Last Edit: Mar 1, 2016 23:29:18 GMT -5 by greenapples
I don't watch Galavant, so I'll let that lie. But I have to admit that Regina bucks the pattern. Though episode after episode is devoted to her trying to become (and remain) a hero. The lines are so blurred (by design) in that show, that it defies definition.
I hope there's no bad blood between us.
I'll second that. If we can't debate this and remain on good terms, then the whole section of the site has got to go.
And I have to agree that, in the long run, either choice, villain or neutral, won't have any earth-shaking effect. It's not a deal-breaker for me, and I hope it isn't for you.
Post by elizabethswann on Mar 2, 2016 18:47:16 GMT -5
Okay, I'll finally put my two cents in.
Not really. I've kept mum on this for a reason... We'll not get into that though.
Barbossa, I suppose we can still be pals.
And yes, I agree. If this section led to such disagreements that it began affecting posting with other members, I would say it had to go. As it is, this appears to be a wonderful idea, and I thank Jadon wholeheartedly for it! It's a good way for is Disney fans to discuss different topics in a new way. Well, new to the site.
I must say I enjoyed analysing the 3 films, and look forward to number 4. I've never given them that kind of in-depth consideration before.
And, I am prepared to move Barbossa to a Neutral.

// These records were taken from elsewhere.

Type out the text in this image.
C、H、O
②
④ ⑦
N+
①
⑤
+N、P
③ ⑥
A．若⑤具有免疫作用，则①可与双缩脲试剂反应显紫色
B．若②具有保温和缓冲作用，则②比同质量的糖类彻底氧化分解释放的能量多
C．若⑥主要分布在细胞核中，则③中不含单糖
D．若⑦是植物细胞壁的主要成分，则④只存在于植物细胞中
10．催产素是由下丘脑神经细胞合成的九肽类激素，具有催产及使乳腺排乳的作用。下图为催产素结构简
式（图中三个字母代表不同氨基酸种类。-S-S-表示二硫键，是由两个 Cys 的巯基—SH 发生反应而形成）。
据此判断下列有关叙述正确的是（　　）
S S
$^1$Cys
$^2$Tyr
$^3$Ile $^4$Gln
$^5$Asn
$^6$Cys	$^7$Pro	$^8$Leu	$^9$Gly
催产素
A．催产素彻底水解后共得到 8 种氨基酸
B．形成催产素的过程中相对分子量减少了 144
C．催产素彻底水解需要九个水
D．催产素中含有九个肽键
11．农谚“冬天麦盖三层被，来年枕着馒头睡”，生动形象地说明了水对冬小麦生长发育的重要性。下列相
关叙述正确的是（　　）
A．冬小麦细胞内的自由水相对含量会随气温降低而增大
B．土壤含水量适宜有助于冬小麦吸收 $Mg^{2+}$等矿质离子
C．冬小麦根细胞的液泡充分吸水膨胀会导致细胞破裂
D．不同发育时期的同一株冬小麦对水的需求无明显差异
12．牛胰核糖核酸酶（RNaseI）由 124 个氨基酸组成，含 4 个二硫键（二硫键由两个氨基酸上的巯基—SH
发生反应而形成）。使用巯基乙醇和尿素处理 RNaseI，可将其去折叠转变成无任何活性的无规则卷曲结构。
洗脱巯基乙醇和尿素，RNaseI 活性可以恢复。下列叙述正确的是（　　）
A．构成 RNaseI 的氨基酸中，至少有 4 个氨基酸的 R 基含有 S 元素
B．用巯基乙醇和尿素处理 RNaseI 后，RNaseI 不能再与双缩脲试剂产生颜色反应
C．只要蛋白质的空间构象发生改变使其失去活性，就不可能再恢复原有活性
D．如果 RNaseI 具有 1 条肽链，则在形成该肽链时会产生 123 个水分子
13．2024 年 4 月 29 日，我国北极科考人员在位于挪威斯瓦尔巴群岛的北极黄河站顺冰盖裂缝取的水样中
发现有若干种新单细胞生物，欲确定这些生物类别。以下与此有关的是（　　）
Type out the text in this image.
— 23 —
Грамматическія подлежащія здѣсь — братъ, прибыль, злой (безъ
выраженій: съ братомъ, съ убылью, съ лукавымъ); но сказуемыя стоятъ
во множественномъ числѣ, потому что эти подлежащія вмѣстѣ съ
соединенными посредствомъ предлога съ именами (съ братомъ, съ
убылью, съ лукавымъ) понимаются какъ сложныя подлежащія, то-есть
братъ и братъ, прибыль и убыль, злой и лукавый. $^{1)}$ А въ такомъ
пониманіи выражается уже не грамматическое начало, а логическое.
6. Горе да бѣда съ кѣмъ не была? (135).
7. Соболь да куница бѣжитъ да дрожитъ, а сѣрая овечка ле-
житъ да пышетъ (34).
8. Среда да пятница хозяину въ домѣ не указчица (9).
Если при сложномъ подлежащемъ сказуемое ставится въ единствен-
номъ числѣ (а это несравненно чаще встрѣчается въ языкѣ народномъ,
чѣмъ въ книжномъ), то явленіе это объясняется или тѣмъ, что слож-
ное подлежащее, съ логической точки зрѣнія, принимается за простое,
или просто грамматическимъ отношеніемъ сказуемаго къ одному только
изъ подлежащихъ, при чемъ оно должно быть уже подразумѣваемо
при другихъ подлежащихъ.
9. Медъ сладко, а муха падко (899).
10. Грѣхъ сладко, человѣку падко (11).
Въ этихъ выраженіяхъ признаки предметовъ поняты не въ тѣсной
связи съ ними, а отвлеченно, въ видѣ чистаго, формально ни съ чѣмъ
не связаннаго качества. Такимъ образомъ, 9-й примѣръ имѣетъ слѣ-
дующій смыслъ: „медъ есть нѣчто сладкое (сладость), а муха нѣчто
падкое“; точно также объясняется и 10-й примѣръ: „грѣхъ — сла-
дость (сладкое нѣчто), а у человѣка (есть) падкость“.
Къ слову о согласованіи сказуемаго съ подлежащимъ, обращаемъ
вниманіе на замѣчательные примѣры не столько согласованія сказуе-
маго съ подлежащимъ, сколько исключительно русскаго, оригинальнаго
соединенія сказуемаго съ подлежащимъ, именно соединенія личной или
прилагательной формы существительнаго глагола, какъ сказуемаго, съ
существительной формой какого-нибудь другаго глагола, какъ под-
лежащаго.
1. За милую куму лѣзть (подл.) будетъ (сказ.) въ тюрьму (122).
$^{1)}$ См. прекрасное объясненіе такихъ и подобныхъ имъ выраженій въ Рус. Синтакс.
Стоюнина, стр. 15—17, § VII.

Even though I still think "Villain" is more appropriate for him, it's not by much of a margin, as those films delight in blurring the lines of demarcation.
Besides which, there are a few other characters who could possibly fit in more than one category. So it's really just a matter of opinion.
BTW, even if you play the most evil villain of them all (whoever that may be), it doesn't mean they can't kick back and do some non-villainous things on occasion. Including making friends with a hero, if circumstances dictate.